Training Data: Learning from Labeled Examples
The MNIST database provides tens of thousands of handwritten digit images, each labeled with the correct digit. The network learns by adjusting parameters to perform better on these labeled examples.
Random Initialization: Starting the Learning Process
Before training begins, all 13,000 weights and biases start with randomly chosen values rather than being set to zero or any particular pattern.
Cost Function: Measuring Neural Network Performance
The cost function operates on all 13,000 weights and biases of the neural network, evaluating the network’s performance across tens of thousands of training examples from the MNIST dataset.
Valley Descent Metaphor: Visualizing Gradient Descent
The ball-rolling-down-hill metaphor provides intuitive understanding of gradient descent for learners struggling with abstract optimization concepts in high-dimensional spaces.
Local Minima: Valley Destinations in Optimization
Local minima are points in the cost function landscape where gradient descent algorithms naturally settle. They represent stable configurations where small parameter changes would increase the cost.
Learning Rate: Step Size in Gradient Descent
The learning rate is a hyperparameter chosen by the practitioner before training begins. It controls how aggressively the gradient descent algorithm updates parameters at each iteration.

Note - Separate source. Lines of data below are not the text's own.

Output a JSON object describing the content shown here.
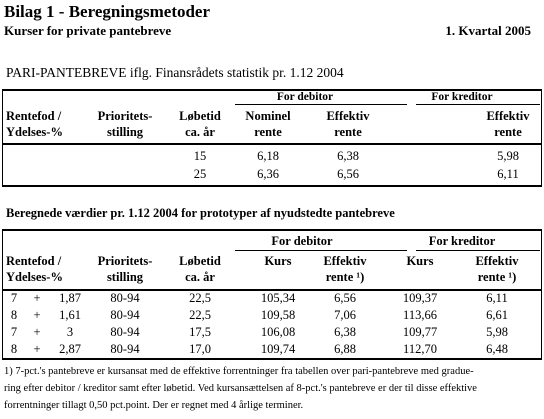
{
  "header": {
    "title": "Bilag 1 - Beregningsmetoder",
    "subtitle": "Kurser for private pantebreve",
    "period": "1. Kvartal 2005"
  },
  "section1": {
    "title": "PARI-PANTEBREVE iflg. Finansrådets statistik pr. 1.12 2004",
    "groups": [
      "For debitor",
      "For kreditor"
    ],
    "columns": [
      [
        "Rentefod /",
        "Ydelses-%"
      ],
      [
        "Prioritets-",
        "stilling"
      ],
      [
        "Løbetid",
        "ca. år"
      ],
      [
        "Nominel",
        "rente"
      ],
      [
        "Effektiv",
        "rente"
      ],
      [
        "Effektiv",
        "rente"
      ]
    ],
    "rows": [
      [
        "15",
        "6,18",
        "6,38",
        "5,98"
      ],
      [
        "25",
        "6,36",
        "6,56",
        "6,11"
      ]
    ]
  },
  "section2": {
    "title": "Beregnede værdier pr. 1.12 2004 for prototyper af nyudstedte pantebreve",
    "groups": [
      "For debitor",
      "For kreditor"
    ],
    "columns": [
      [
        "Rentefod /",
        "Ydelses-%"
      ],
      [
        "Prioritets-",
        "stilling"
      ],
      [
        "Løbetid",
        "ca. år"
      ],
      [
        "Kurs"
      ],
      [
        "Effektiv",
        "rente ¹)"
      ],
      [
        "Kurs"
      ],
      [
        "Effektiv",
        "rente ¹)"
      ]
    ],
    "rows": [
      [
        "7",
        "+",
        "1,87",
        "80-94",
        "22,5",
        "105,34",
        "6,56",
        "109,37",
        "6,11"
      ],
      [
        "8",
        "+",
        "1,61",
        "80-94",
        "22,5",
        "109,58",
        "7,06",
        "113,66",
        "6,61"
      ],
      [
        "7",
        "+",
        "3",
        "80-94",
        "17,5",
        "106,08",
        "6,38",
        "109,77",
        "5,98"
      ],
      [
        "8",
        "+",
        "2,87",
        "80-94",
        "17,0",
        "109,74",
        "6,88",
        "112,70",
        "6,48"
      ]
    ]
  },
  "footnote": [
    "1) 7-pct.'s  pantebreve er kursansat med de effektive forrentninger fra tabellen over pari-pantebreve med gradue-",
    "ring efter debitor / kreditor samt efter løbetid. Ved kursansættelsen af 8-pct.'s pantebreve er der til disse effektive",
    "forrentninger tillagt 0,50 pct.point. Der er regnet med 4 årlige terminer."
  ]
}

Gradient Vector: Direction of Steepest Ascent
The gradient vector emerges from multivariable calculus as the fundamental tool for understanding how functions change across multiple dimensions. It applies to cost functions with two inputs, 13,000 inputs, or any number of variables.
High-Dimensional Optimization: Beyond Visual Intuition
Neural network optimization operates in spaces with thousands or millions of dimensions, one for each weight and bias parameter that must be adjusted during training.
Backpropagation: Efficient Gradient Computation
Backpropagation is the algorithm that efficiently computes gradients for neural networks, making gradient descent practically feasible. It represents the computational heart of how neural networks learn.
Gradient Descent: Minimizing Functions Through Iterative Steps
Gradient descent is the fundamental algorithm used by neural networks and many machine learning systems to find optimal parameter values. It operates on cost functions with any number of inputs, from simple single-variable functions to the 13,000-dimensional parameter space of neural networks.
Smooth Cost Function: Why Neural Networks Use Continuous Activations
The requirement for a smooth, differentiable cost function drives fundamental design choices in artificial neural networks, particularly the use of continuous activation functions.
Convergence: Reaching Stable Network Performance
Convergence represents the endpoint of the training process when the network has learned as much as it can from the available data and further iterations yield diminishing returns.
Parameter Importance: Gradient Components as Relative Impact
The gradient vector encodes information about which of the 13,000 network parameters matter most for reducing the cost function at the current training state.
Parameter Adjustment: Nudging Weights and Biases
During each training iteration, all 13,000 weights and biases receive small adjustments based on their gradient components, simultaneously updating the entire network configuration.